3b. Finally, the Brayton hot ASC can be easily determined from

(η_T)_{\substack{\text{Brayton}\\\text{hot ASC }\\}} = \frac{h_1 − h_{2s} − (h_{4s} − h_3)}{h_1 − h_{4s}}

where, from Table C.16a,

h_3 = 124  \text{Btu/lbm (at 520. R)}

h_{4s} = 262  \text{Btu/lbm (by interpolation at 1084 R)}

h_1 = 521  \text{Btu/lbm (at 2060 R)}

h_{2s} = 307  \text{Btu/lbm (by interpolation at 1261 R)}

Then,

(η_T)_{\substack{\text{Brayton}\\\text{cold ASC}\\}} = \frac{521 − 307 − (262 − 124)}{521 − 262} = 0.293 = 29.3\%

and the engine’s actual thermal efficiency, based on temperature-dependent specific heats, is

(η_T)_{\substack{\text{Brayton}\\\text{(actual, variable}\\\text{specific heats)}}} = \frac{h_1 − h_2 − (h_4 − h_3)}{h_1 − h_4}

where h_4 = 284.9  \text{Btu/lbm (at 1175 R)} and h_2 = 329.9  \text{Btu/lbm (at 1350 R)} . Then,

(η_T)_{\substack{\text{Brayton}\\\text{(actual, variable}\\\text{specific heats)}}} = \frac{521 − 329.9 − (284.9 − 124)}{521 − 284.9} = 0.128 = 12.8\%

3c.

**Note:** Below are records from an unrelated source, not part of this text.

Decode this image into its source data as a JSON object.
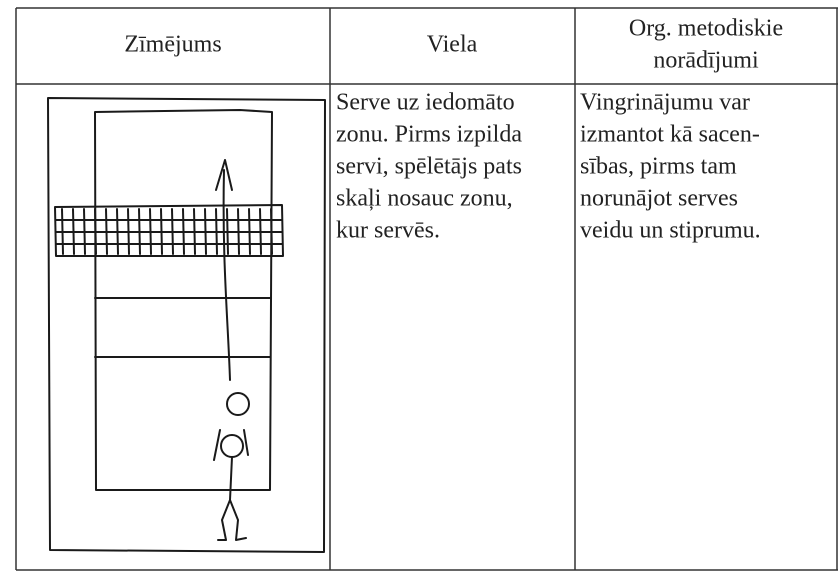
{
  "table": {
    "header": {
      "drawing": "Zīmējums",
      "material": "Viela",
      "notes": [
        "Org. metodiskie",
        "norādījumi"
      ]
    },
    "row": {
      "material": [
        "Serve uz iedomāto",
        "zonu. Pirms izpilda",
        "servi, spēlētājs pats",
        "skaļi nosauc zonu,",
        "kur servēs."
      ],
      "notes": [
        "Vingrinājumu var",
        "izmantot kā sacen-",
        "sības, pirms tam",
        "norunājot serves",
        "veidu un stiprumu."
      ]
    }
  }
}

The maximum work Brayton cold ASC thermal efficiency is given by Eq. (13.27) as

(η_T)_{\substack{\text{max work}\\\text{Brayton}\\\text{cold ASC}}} = 1 – \sqrt{\frac{T_3}{T_1}} = 1 – \sqrt{\frac{520.  \text{R}}{2060  \text{R}} } = 0.502 = 50.2\%

This is much greater than the actual thermal efficiency for this engine, because an aircraft engine need produce only enough work output to drive the engine’s auxiliary equipment (generator, fuel pump, etc.), and most of the engine’s energy output is in the kinetic energy of its exhaust (which produces thrust).